In the next chapter, largely about Martin Luther King, Jr., Cone shows how there was a clear difference between white theology, represented by Niebuhr, and black theology. He shows that sermons and hymns from the American-American community were full of images of the cross; images that take suffering and transform it into a means of salvation. He further explores this idea in the next two chapters, which look specifically at popular literature, and women in the African-American community.
Cone very brilliantly concludes that the lynching tree frees the cross from the false pieties of well-meaning Christians, and when we are able to see the cross as a first century lynching, then we are able to encounter Christ in our own time and place.

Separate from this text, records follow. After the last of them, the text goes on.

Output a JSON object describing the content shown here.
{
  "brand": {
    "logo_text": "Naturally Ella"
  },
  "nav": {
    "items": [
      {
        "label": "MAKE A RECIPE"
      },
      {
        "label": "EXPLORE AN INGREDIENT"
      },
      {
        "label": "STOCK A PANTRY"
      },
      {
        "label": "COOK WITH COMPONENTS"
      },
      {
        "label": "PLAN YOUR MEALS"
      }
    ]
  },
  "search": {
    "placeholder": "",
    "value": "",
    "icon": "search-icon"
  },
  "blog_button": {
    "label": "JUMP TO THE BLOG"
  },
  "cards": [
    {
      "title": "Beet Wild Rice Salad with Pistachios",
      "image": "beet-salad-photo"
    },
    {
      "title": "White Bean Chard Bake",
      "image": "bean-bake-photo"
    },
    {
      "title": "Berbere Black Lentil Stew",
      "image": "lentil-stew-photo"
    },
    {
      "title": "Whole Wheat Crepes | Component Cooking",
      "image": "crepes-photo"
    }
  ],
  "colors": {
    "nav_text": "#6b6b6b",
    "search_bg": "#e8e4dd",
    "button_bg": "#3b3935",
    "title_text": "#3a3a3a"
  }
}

The reason I didn’t give it the full number of stars was because of the writing style. Cone often goes on tangents, which interrupt the train of thought. He uses a lot of quotes from sermons, letters, hymns, poems, etc., yet sometimes they are awkwardly placed. He also, at times, becomes repetitive, rehashing an argument he’s already made in a previous chapter. This leaves one wishing Cone had more to add to his argument. Perhaps a better way to have written this book would have been as a source book. He could have written a short introduction, and then made the rest of the chapter primary sources that backed up his argument. Despite these flaws, this book is still has a powerful message for America today, and it’s worth reading.